Along the main streets there are stalls, at first glance very chaotic. After a short walk, you will find out that each part of the shopping district specializes in something. The first episode is a place for fish lovers, in the next square, there is a bargain for clothes, and in the north-eastern corner of the medina, carpenters have their workshops. The main arteries are very crowded, emptying only for the moment when the muezzin’s voice calls for prayer. The inhabitants of the Tetouan medina worship Allah in two mosques — the Great and Sidi Saidi . Only Muslims are allowed to enter. Are you sure? We’ll see later.

Street noise can be quickly and easily converted into calm. Just slightly bounce left or right to see where one of the hundreds of smaller streets leads. I remember well the walk from the northern part of the medina — the residential one. People here look as if they didn’t care about the street noise 50 meters away.
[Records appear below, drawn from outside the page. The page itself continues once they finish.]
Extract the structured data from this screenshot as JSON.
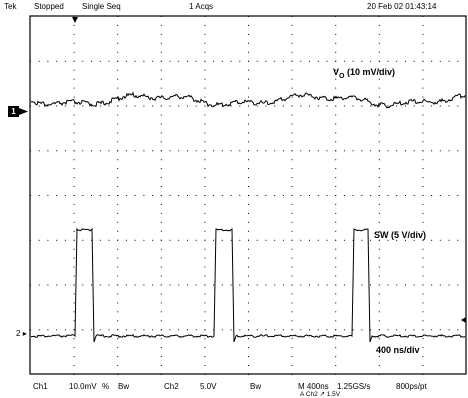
{
  "header": {
    "brand": "Tek",
    "state": "Stopped",
    "mode": "Single Seq",
    "acqs": "1 Acqs",
    "datetime": "20 Feb 02 01:43:14"
  },
  "traces": [
    {
      "channel_marker": "1",
      "label": "V",
      "label_sub": "O",
      "label_rest": " (10 mV/div)"
    },
    {
      "channel_marker": "2",
      "label": "SW (5 V/div)"
    }
  ],
  "timebase_label": "400 ns/div",
  "footer": {
    "ch1_label": "Ch1",
    "ch1_scale": "10.0mV",
    "ch1_ohm": "%",
    "ch1_bw": "Bw",
    "ch2_label": "Ch2",
    "ch2_scale": "5.0V",
    "ch2_bw": "Bw",
    "timebase": "M 400ns",
    "sample_rate": "1.25GS/s",
    "resolution": "800ps/pt",
    "trigger": "A Ch2 ↗ 1.5V"
  },
  "colors": {
    "trace": "#000000",
    "grid": "#000000",
    "background": "#ffffff"
  },
  "icons": {
    "trigger_position": "trigger-position-icon",
    "trigger_level": "trigger-level-icon"
  }
}
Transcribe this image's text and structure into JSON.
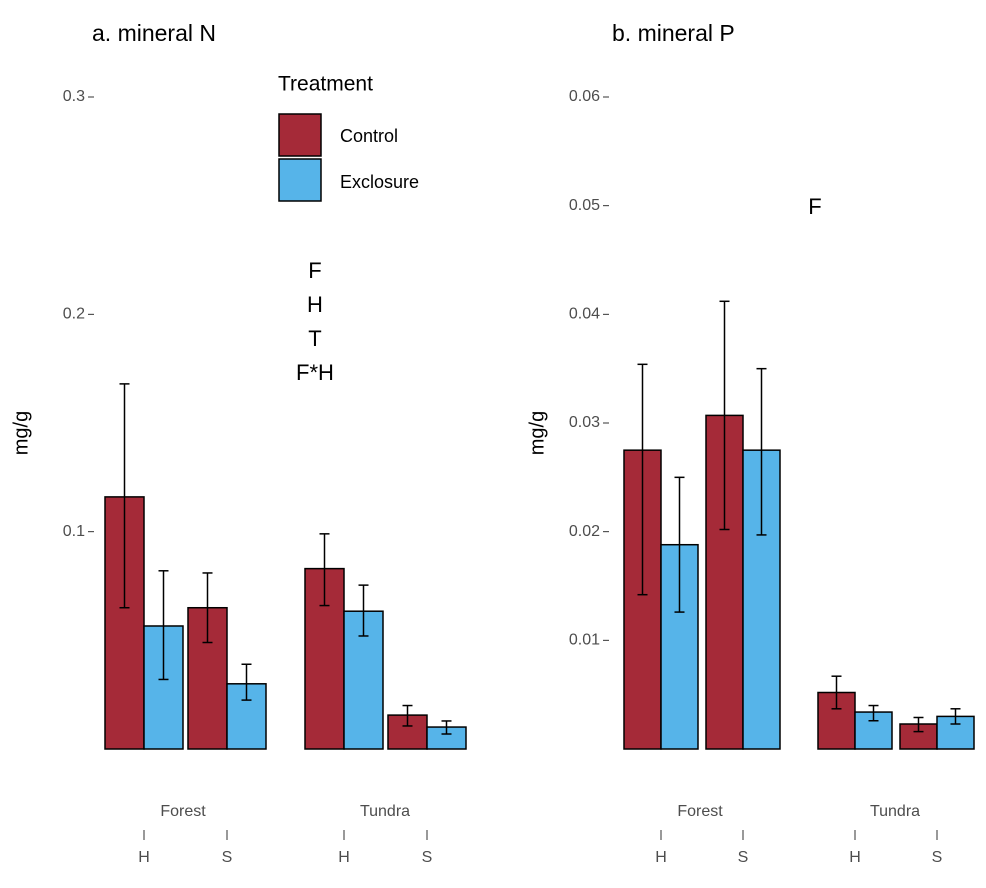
{
  "legend": {
    "title": "Treatment"
  },
  "chart_data": [
    {
      "type": "bar",
      "title": "a. mineral N",
      "ylabel": "mg/g",
      "groups": [
        "Forest",
        "Tundra"
      ],
      "categories": [
        "H",
        "S",
        "H",
        "S"
      ],
      "ylim": [
        0,
        0.3
      ],
      "yticks": [
        0.1,
        0.2,
        0.3
      ],
      "annotations": [
        "F",
        "H",
        "T",
        "F*H"
      ],
      "series": [
        {
          "name": "Control",
          "color": "#a52a38",
          "values": [
            0.116,
            0.065,
            0.083,
            0.0156
          ],
          "lower": [
            0.065,
            0.049,
            0.066,
            0.0106
          ],
          "upper": [
            0.168,
            0.081,
            0.099,
            0.02
          ]
        },
        {
          "name": "Exclosure",
          "color": "#56b4e9",
          "values": [
            0.0566,
            0.03,
            0.0634,
            0.0101
          ],
          "lower": [
            0.032,
            0.0225,
            0.052,
            0.0069
          ],
          "upper": [
            0.082,
            0.039,
            0.0754,
            0.0129
          ]
        }
      ]
    },
    {
      "type": "bar",
      "title": "b. mineral P",
      "ylabel": "mg/g",
      "groups": [
        "Forest",
        "Tundra"
      ],
      "categories": [
        "H",
        "S",
        "H",
        "S"
      ],
      "ylim": [
        0,
        0.06
      ],
      "yticks": [
        0.01,
        0.02,
        0.03,
        0.04,
        0.05,
        0.06
      ],
      "annotations": [
        "F"
      ],
      "series": [
        {
          "color": "#a52a38",
          "values": [
            0.0275,
            0.0307,
            0.0052,
            0.0023
          ],
          "lower": [
            0.0142,
            0.0202,
            0.0037,
            0.0016
          ],
          "upper": [
            0.0354,
            0.0412,
            0.0067,
            0.0029
          ]
        },
        {
          "color": "#56b4e9",
          "values": [
            0.0188,
            0.0275,
            0.0034,
            0.003
          ],
          "lower": [
            0.0126,
            0.0197,
            0.0026,
            0.0023
          ],
          "upper": [
            0.025,
            0.035,
            0.004,
            0.0037
          ]
        }
      ]
    }
  ]
}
Children dressed in clothes from their older siblings, staring at me with intriguing eyes, gave the impression that they saw a foreigner for the first time in their life. You can wander these stone paths for a long time, with which it is difficult to guess whether there is a bunch of cutlery around the corner or a stand with cotton candy. The guides use the term “getting lost in the pretty, narrow streets”. There is something about it.

A walk around the medina, along the new, elegant streets of the New Quarter (Ville Nueve — every major city has one) of Tetuan, is also good. Arabs are often considered sloppy and dirty and their cities are landfills. Again, I felt a bit silly for trusting the general public.